Thursday, December 15, 2005

FreeBSD ports via authenticated proxy firewall

If you need to use the FreeBSD ports system from behind a proxy, you may have found these articles outlining how to make fetch(1) work over a proxy, and how to replace fetch(1) with wget(1). What you might be interested in if you are using FreeBSD 4.10 (I think 4.x since 4.7) with an authenticated proxy server (that requires you to give a name and password to access web sites) is that you need to add DISABLE_SIZE=1 to /etc/make.conf under the FETCH_CMD line to make these versions of FreeBSD ports work with wget.
Hope that helps someone.

Lessons learned in error handling

Error messages, user feedback, status reporting, etc.

Can the operator understand this message?
Can they do anything about it?

First, it needs to be determined what the operator must do in this event. Then that instruction needs to be clearly relayed to them, and potentially logged as well, perhaps via email. The message to the operator needs to be unmissable - for the desktop apps we're using in our system the message appears in big red letters in a separate modal box with a warning sound, nothing but deliberately using the mouse to hit the close button will allow things to proceed. The message is worded in clear language and contains no unnecessary software/database/network jargon or error codes.

If there is nothing for the operator to do, the message is logged and send to the engineers, without even notifying (read disrupting) the operator.

This follows on to the next principle: if the software can make an effort at recovery from any given issue, then it should do so.

The desktop apps in our system call COM+ components to do work, and those components call stored procedures in the database that is the heart of the system. Originally the apps just tried to call the component method, and put up a tiny message box if there was an error. The error code and the standard error messages were put first, then maybe some kind of explanation was included, perhaps a general one or an easy explanation.

Thus, quite often the operators would suddenly discover a little box they could not understand and had no idea of what to do with, and would call the engineers. For all kinds of reasons.

I implemented a simple idea - if the call to the COM+ application server failed, try again before bailing. This means that temporary network outages, or application server restarts, etc, have little to no impact on the operators, where once they would bring the factory to a halt.

The system was originally designed in the Microsoft culture of software design - users are stupid, and they should learn how to use this system better. This involves just putting up little boxes with confusing messages whenever something goes wrong.

I've tried to use the Apple culture of software design - users are experts in their field, but not in this software system. This means it is up to the software team to make it easy for the experts to do what they do, and my job to keep the software out of their way.
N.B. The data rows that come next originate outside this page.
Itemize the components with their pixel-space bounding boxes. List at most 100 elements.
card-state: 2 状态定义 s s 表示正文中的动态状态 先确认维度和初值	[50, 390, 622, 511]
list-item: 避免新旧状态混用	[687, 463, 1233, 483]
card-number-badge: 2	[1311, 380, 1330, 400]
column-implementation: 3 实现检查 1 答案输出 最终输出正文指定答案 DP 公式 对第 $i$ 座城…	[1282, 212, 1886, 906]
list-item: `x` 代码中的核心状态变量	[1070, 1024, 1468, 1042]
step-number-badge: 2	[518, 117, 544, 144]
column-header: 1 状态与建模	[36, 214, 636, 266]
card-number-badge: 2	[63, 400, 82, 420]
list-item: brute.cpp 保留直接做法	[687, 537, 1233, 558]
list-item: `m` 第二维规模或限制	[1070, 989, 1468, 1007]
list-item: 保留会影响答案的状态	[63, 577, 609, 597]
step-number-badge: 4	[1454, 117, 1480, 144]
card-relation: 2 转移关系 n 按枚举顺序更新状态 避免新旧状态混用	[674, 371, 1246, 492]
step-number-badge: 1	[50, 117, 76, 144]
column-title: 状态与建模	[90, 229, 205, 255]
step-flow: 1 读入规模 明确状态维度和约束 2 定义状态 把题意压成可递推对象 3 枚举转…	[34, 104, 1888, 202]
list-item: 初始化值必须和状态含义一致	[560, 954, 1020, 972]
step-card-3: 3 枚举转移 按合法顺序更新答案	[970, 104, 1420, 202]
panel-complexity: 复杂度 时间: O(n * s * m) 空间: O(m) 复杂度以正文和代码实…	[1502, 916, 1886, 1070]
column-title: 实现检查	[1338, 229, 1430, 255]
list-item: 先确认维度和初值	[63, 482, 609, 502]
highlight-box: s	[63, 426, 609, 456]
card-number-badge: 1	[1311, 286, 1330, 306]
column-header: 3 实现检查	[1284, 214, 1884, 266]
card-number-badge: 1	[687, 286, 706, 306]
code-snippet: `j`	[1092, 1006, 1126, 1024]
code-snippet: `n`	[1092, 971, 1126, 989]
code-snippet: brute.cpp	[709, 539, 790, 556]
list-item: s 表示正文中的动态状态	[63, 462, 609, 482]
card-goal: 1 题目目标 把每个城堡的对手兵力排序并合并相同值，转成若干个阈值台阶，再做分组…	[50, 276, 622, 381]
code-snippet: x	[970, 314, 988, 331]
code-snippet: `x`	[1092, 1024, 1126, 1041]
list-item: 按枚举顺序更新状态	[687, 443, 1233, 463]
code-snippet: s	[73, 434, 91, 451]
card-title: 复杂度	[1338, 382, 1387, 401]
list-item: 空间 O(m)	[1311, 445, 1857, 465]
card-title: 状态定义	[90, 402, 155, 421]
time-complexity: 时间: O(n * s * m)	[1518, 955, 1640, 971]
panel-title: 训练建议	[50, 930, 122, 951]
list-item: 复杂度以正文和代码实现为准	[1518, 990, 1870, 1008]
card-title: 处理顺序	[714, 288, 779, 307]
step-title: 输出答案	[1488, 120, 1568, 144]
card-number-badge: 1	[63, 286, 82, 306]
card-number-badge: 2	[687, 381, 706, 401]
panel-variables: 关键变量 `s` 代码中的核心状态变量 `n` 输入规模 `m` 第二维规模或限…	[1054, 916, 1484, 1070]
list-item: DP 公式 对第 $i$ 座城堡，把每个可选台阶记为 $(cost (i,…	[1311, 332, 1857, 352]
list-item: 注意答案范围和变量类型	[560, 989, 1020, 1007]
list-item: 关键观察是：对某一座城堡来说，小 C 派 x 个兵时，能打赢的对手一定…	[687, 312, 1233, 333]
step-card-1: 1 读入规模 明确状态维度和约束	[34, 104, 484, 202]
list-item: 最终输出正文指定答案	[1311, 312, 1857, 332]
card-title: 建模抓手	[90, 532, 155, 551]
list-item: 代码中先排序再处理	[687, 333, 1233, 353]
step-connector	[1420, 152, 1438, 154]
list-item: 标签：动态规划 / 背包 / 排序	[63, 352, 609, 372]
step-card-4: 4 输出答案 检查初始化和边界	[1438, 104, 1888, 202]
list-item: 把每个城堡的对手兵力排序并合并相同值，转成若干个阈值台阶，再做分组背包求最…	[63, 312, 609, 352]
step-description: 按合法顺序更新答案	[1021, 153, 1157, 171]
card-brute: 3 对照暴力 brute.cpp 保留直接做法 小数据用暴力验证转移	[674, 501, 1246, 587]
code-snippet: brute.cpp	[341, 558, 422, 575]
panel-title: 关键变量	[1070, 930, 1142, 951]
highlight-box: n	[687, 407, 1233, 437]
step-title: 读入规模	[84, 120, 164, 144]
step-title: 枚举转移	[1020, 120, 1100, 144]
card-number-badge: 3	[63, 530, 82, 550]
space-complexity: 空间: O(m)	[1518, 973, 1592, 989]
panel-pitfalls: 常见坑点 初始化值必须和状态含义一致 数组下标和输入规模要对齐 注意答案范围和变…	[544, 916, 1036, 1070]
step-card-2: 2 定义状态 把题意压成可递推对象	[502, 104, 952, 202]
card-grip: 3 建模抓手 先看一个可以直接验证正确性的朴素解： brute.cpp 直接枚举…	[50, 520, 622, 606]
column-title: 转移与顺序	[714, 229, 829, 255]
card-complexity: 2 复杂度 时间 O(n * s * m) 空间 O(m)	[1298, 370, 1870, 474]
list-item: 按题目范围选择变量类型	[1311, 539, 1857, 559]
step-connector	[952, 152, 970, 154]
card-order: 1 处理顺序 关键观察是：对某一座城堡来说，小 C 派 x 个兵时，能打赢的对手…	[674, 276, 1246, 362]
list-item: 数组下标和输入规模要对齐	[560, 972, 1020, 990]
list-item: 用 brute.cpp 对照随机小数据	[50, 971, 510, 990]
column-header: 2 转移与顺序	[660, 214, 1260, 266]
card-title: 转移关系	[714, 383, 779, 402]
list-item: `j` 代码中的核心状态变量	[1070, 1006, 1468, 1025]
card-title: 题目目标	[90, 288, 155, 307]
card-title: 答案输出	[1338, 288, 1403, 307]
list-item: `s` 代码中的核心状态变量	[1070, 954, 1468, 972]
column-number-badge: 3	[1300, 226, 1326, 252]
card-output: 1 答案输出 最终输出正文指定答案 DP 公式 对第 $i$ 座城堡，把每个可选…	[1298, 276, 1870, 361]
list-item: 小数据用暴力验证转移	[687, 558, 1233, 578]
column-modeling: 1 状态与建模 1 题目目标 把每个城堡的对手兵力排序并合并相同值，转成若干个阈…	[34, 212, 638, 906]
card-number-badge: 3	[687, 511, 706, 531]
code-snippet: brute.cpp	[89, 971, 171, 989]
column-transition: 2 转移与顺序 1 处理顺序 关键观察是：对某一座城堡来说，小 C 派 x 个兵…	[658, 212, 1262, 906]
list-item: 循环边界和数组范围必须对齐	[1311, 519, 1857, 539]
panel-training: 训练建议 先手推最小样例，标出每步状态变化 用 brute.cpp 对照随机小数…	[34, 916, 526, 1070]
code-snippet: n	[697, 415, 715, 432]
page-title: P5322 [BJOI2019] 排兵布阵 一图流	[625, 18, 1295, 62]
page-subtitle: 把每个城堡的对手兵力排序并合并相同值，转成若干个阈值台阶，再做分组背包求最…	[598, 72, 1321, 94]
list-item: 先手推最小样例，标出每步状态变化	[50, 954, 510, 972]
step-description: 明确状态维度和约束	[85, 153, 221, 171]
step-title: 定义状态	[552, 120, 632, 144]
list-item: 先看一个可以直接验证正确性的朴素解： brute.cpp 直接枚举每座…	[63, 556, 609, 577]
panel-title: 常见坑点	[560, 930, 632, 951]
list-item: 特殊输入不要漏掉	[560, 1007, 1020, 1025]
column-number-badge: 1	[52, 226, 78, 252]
For comparison, the Unix culture of software development simply does not have users - Unix is designed for programmers, which is why we love it.

Users and software - clicking dialogs

There is a concept in software UI that users just click whatever they can to get the software to go away and let them get on with their work. When a dialog pops up users will click the buttons to get rid of it without so much as glancing at what the message says.

Why do they do this? They have been well trained to work this way.

Who trained them? Thousands of poorly designed applications that throw up meaningless dialogs constantly that poor users just have to click to get rid of.

The first 100 times each user saw a dialog they might have read what it said, maybe even written it down on paper to try and work out what was happening. After they realise that these messages are useless, and even mostly harmless, they just ignore them. When you have a culture like that you'll never get a user to read anything.